La Nápoles de “Peppino” era una Nápoles derruida, con sus calles sangrando y agonizando por el terrible terremoto de un par de años de atrás, un espectro de ciudad que intentaba regenerarse en vano, una Nápoles dura y sombría donde los recursos escasearon mucho más de lo habitual y en donde había que estar dispuesto a pelear por llevarse un mísero trozo de pan a la boca. Por lo demás, más allá de aquel anómalo escenario con aroma a posguerra, nada había cambiado.
Supongo que os preguntareis quien era ese tal Peppino, una pregunta complicada pues a los personajes de su naturaleza les gustaba ser temidos, el temor marcaba el prestigio en las calles, pero en cuanto a ser reconocidos sólo lo justo y necesario pues en ello les iba la vida, eso sí, no renunciando nunca a su parte de la leyenda. Peppino di Mauro tenía un trabajo y en su desempeño se podría decir que era brillante, y no sólo eso, era incluso admirado, un ejemplo a seguir, un ídolo infantil más como cualquier futbolista de la época, quién sabe si por el físico infantil del propio Peppino. Una apariencia que guardaba en su origen una triste historia, la de ese niño bastardo y maldito que había nacido de las entrañas de una prostituta calabresa y que desde pequeño había sufrido palizas un día sí y otro también, en una de estas cayó por las escaleras y se rompió los dos fémures, acabando de esta manera su etapa de crecimiento a los diez años.
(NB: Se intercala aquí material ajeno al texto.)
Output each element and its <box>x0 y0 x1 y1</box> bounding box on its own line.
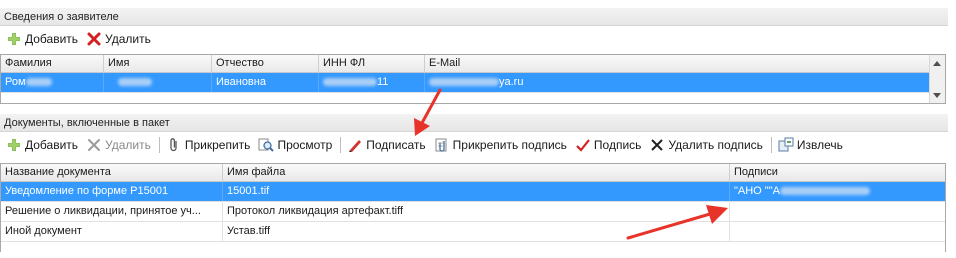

Imagínense lo que podía significar quedarse en un metro cuarenta para el resto de tu vida en una ciudad como Nápoles, sin embargo, Peppino no estaba dispuesto a dejarse torear y lo que le faltó de físico lo compensó con creces con una mala leche visceral. Nápoles era una ciudad miserable, desde el terremoto aún más, esto tenía un aspecto positivo y es que todavía no se había disipado esa solidaridad vecinal como ya había ocurrido en la mayoría de las grandes ciudades, Nápoles era como una ciudad que se negaba a ser ciudad y prefería seguir siendo pueblo. Dentro de semejante panorama, Peppino pudo enrolarse en las filas de los Macomazzone y trabajar como “palo” para uno de los jefacillos del barrio, a simple vista no se distinguía de los otros niños por lo que era perfecto para desarrollar esta labor, labor que consistía en estar todo el día, como un palo, controlando una zona como el que no quiere la cosa y avisar si las cosas no transcurrían por cauces normales, ya fuera una injerencia policial o incursiones de algún clan rival.
Los años fueron pasando y Peppino no se conformó con ser un peón más dentro del clan de los Macamazzone, por aquel entonces había ascendido dentro de la familia y ahora él era otro jefacillo más que se encargaba de organizar la recaudación del tributo entre los tenderos de su zona y de supervisar que los “palos” estuviesen en su sitio. De todas formas, sólo con motivo de una campaña expansiva empezaría a escribir su propia leyenda, y este tipo de políticas en Nápoles solo podían significar una cosa: una guerra entre familias.